Seriously, just get an e21x0 and push it north of 3GHz and spend the extra bucks on a better video card.

G92 8800GTS > 8800GT > 3870 > 3850

And don't really consider buying anything less than the 3850 (ie anything from previous generations at all, the 3850 beats the 7900GTX and x1950xtx like they're wusses) if you're a serious gamer.
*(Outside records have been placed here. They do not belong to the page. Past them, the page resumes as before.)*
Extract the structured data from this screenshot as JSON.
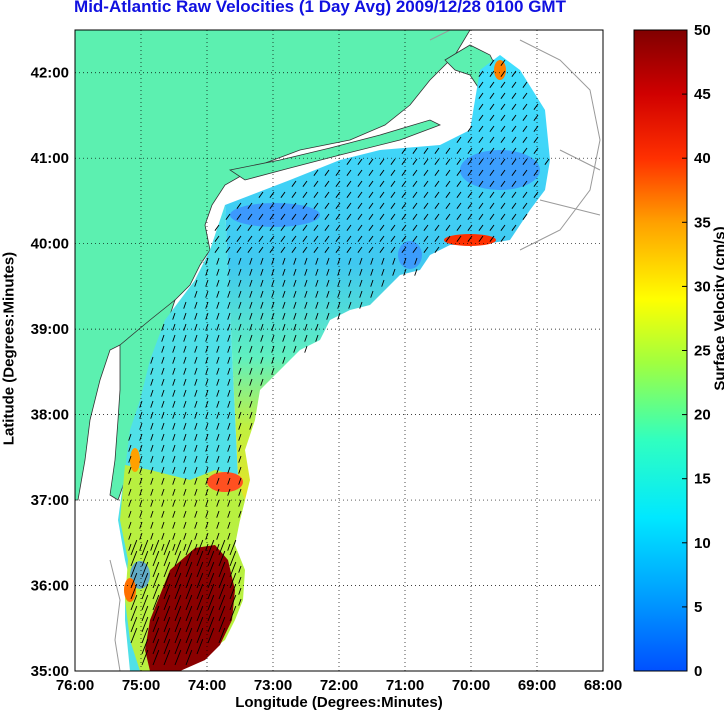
{
  "title": "Mid-Atlantic Raw Velocities (1 Day Avg) 2009/12/28 0100 GMT",
  "xlabel": "Longitude (Degrees:Minutes)",
  "ylabel": "Latitude (Degrees:Minutes)",
  "colorbar_label": "Surface Velocity (cm/s)",
  "map": {
    "x_ticks": [
      "76:00",
      "75:00",
      "74:00",
      "73:00",
      "72:00",
      "71:00",
      "70:00",
      "69:00",
      "68:00"
    ],
    "y_ticks": [
      "42:00",
      "41:00",
      "40:00",
      "39:00",
      "38:00",
      "37:00",
      "36:00",
      "35:00"
    ],
    "lon_range": [
      -76,
      -68
    ],
    "lat_range": [
      35,
      42.5
    ],
    "grid": "dotted",
    "land_color": "#5cf0b0",
    "ocean_color": "#ffffff"
  },
  "colorbar": {
    "ticks": [
      "0",
      "5",
      "10",
      "15",
      "20",
      "25",
      "30",
      "35",
      "40",
      "45",
      "50"
    ],
    "range": [
      0,
      50
    ],
    "colormap": "jet"
  }
}
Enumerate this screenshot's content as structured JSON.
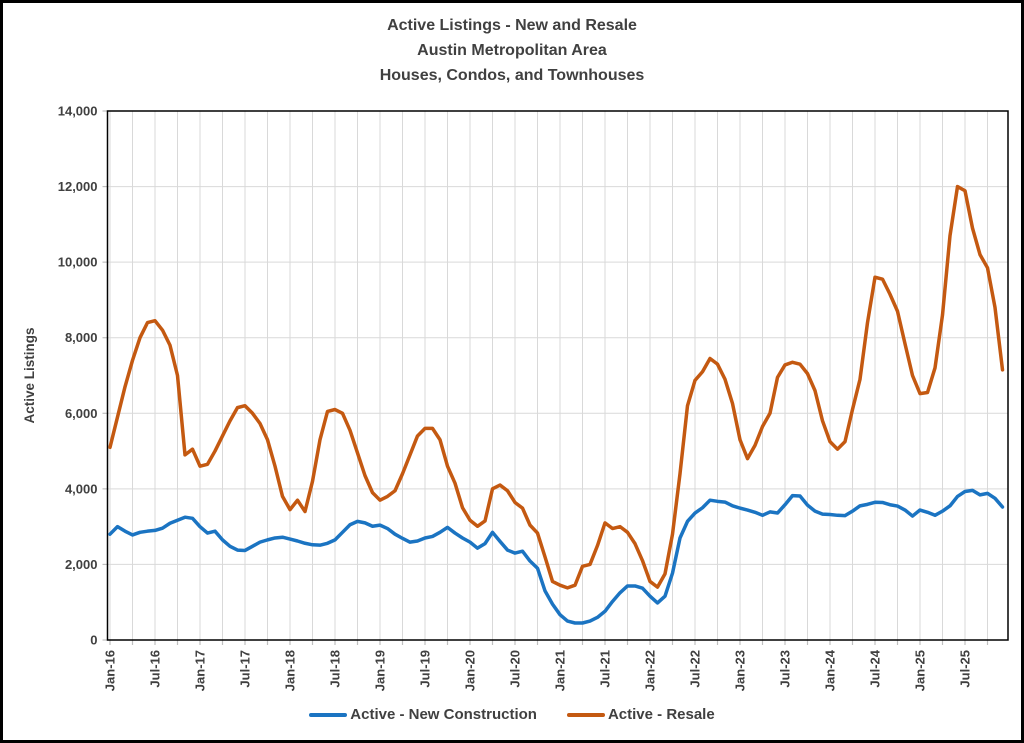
{
  "title_lines": [
    "Active Listings - New and Resale",
    "Austin Metropolitan Area",
    "Houses, Condos, and Townhouses"
  ],
  "chart_data": {
    "type": "line",
    "title": "Active Listings - New and Resale | Austin Metropolitan Area | Houses, Condos, and Townhouses",
    "xlabel": "",
    "ylabel": "Active Listings",
    "ylim": [
      0,
      14000
    ],
    "ytick_step": 2000,
    "y_tick_labels": [
      "0",
      "2,000",
      "4,000",
      "6,000",
      "8,000",
      "10,000",
      "12,000",
      "14,000"
    ],
    "grid": true,
    "x_grid_every_months": 3,
    "x_tick_every_months": 6,
    "legend_position": "bottom",
    "x": [
      "Jan-16",
      "Feb-16",
      "Mar-16",
      "Apr-16",
      "May-16",
      "Jun-16",
      "Jul-16",
      "Aug-16",
      "Sep-16",
      "Oct-16",
      "Nov-16",
      "Dec-16",
      "Jan-17",
      "Feb-17",
      "Mar-17",
      "Apr-17",
      "May-17",
      "Jun-17",
      "Jul-17",
      "Aug-17",
      "Sep-17",
      "Oct-17",
      "Nov-17",
      "Dec-17",
      "Jan-18",
      "Feb-18",
      "Mar-18",
      "Apr-18",
      "May-18",
      "Jun-18",
      "Jul-18",
      "Aug-18",
      "Sep-18",
      "Oct-18",
      "Nov-18",
      "Dec-18",
      "Jan-19",
      "Feb-19",
      "Mar-19",
      "Apr-19",
      "May-19",
      "Jun-19",
      "Jul-19",
      "Aug-19",
      "Sep-19",
      "Oct-19",
      "Nov-19",
      "Dec-19",
      "Jan-20",
      "Feb-20",
      "Mar-20",
      "Apr-20",
      "May-20",
      "Jun-20",
      "Jul-20",
      "Aug-20",
      "Sep-20",
      "Oct-20",
      "Nov-20",
      "Dec-20",
      "Jan-21",
      "Feb-21",
      "Mar-21",
      "Apr-21",
      "May-21",
      "Jun-21",
      "Jul-21",
      "Aug-21",
      "Sep-21",
      "Oct-21",
      "Nov-21",
      "Dec-21",
      "Jan-22",
      "Feb-22",
      "Mar-22",
      "Apr-22",
      "May-22",
      "Jun-22",
      "Jul-22",
      "Aug-22",
      "Sep-22",
      "Oct-22",
      "Nov-22",
      "Dec-22",
      "Jan-23",
      "Feb-23",
      "Mar-23",
      "Apr-23",
      "May-23",
      "Jun-23",
      "Jul-23",
      "Aug-23",
      "Sep-23",
      "Oct-23",
      "Nov-23",
      "Dec-23",
      "Jan-24",
      "Feb-24",
      "Mar-24",
      "Apr-24",
      "May-24",
      "Jun-24",
      "Jul-24",
      "Aug-24",
      "Sep-24",
      "Oct-24",
      "Nov-24",
      "Dec-24",
      "Jan-25",
      "Feb-25",
      "Mar-25",
      "Apr-25",
      "May-25",
      "Jun-25",
      "Jul-25",
      "Aug-25",
      "Sep-25",
      "Oct-25",
      "Nov-25",
      "Dec-25"
    ],
    "series": [
      {
        "name": "Active - New Construction",
        "color": "#1B74C2",
        "values": [
          2800,
          3000,
          2880,
          2780,
          2850,
          2880,
          2900,
          2960,
          3090,
          3170,
          3250,
          3220,
          3000,
          2830,
          2880,
          2650,
          2480,
          2380,
          2370,
          2480,
          2590,
          2650,
          2700,
          2720,
          2670,
          2620,
          2560,
          2520,
          2510,
          2560,
          2650,
          2850,
          3050,
          3140,
          3100,
          3010,
          3040,
          2950,
          2800,
          2690,
          2590,
          2620,
          2700,
          2740,
          2850,
          2980,
          2830,
          2700,
          2590,
          2430,
          2550,
          2850,
          2610,
          2380,
          2300,
          2350,
          2090,
          1900,
          1300,
          950,
          670,
          500,
          450,
          450,
          500,
          600,
          760,
          1020,
          1250,
          1430,
          1430,
          1370,
          1160,
          980,
          1160,
          1770,
          2700,
          3140,
          3360,
          3500,
          3700,
          3670,
          3650,
          3550,
          3490,
          3440,
          3380,
          3300,
          3390,
          3360,
          3580,
          3820,
          3810,
          3570,
          3410,
          3330,
          3320,
          3300,
          3290,
          3410,
          3550,
          3590,
          3645,
          3640,
          3580,
          3545,
          3440,
          3280,
          3440,
          3380,
          3300,
          3410,
          3550,
          3800,
          3930,
          3960,
          3840,
          3880,
          3750,
          3520
        ]
      },
      {
        "name": "Active - Resale",
        "color": "#C45911",
        "values": [
          5100,
          5900,
          6700,
          7400,
          8000,
          8400,
          8450,
          8200,
          7800,
          7000,
          4900,
          5050,
          4600,
          4650,
          5000,
          5400,
          5800,
          6150,
          6200,
          6000,
          5730,
          5300,
          4600,
          3800,
          3450,
          3700,
          3400,
          4200,
          5300,
          6050,
          6100,
          6000,
          5550,
          4950,
          4350,
          3900,
          3700,
          3800,
          3950,
          4400,
          4900,
          5400,
          5600,
          5600,
          5300,
          4600,
          4150,
          3500,
          3170,
          3010,
          3150,
          4000,
          4100,
          3950,
          3640,
          3490,
          3040,
          2830,
          2200,
          1550,
          1450,
          1380,
          1450,
          1950,
          2000,
          2500,
          3100,
          2950,
          3000,
          2850,
          2550,
          2100,
          1550,
          1400,
          1750,
          2800,
          4400,
          6200,
          6870,
          7100,
          7450,
          7300,
          6900,
          6260,
          5300,
          4800,
          5150,
          5650,
          6000,
          6950,
          7280,
          7350,
          7300,
          7050,
          6600,
          5800,
          5250,
          5050,
          5250,
          6100,
          6900,
          8400,
          9600,
          9550,
          9150,
          8700,
          7840,
          7000,
          6520,
          6550,
          7200,
          8600,
          10700,
          12000,
          11890,
          10900,
          10200,
          9850,
          8800,
          7150
        ]
      }
    ]
  },
  "colors": {
    "text": "#404040",
    "gridline": "#D9D9D9",
    "tick": "#BFBFBF",
    "plot_border": "#000000",
    "frame_border": "#000000"
  }
}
Here are a couple more benchmarks for you to consider.
e4300 OC Gaming performance
1-2-4MB Cache scaling in UT3

The last one there shows the effect of different cache levels with chips clocked at 1.8GHz. I REALLY wish AT had repeated this with the three chips clocked at 3GHz and at a GPU bound resolution because I think the differences would be much smaller.
 

cab00se

Junior Member
Jan 13, 2005
7
0
0
The last one there shows the effect of different cache levels with chips clocked at 1.8GHz. I REALLY wish AT had repeated this with the three chips clocked at 3GHz and at a GPU bound resolution because I think the differences would be much smaller.
Me too. =/ That's precisely what I'm looking for actually, and it's kind of frustrating that such information doesn't appear to exist. I guess I'll just gamble with the 2180 and hope for the best. It's cheap, and I can always upgrade again down the road when the 45nms start to come down in price.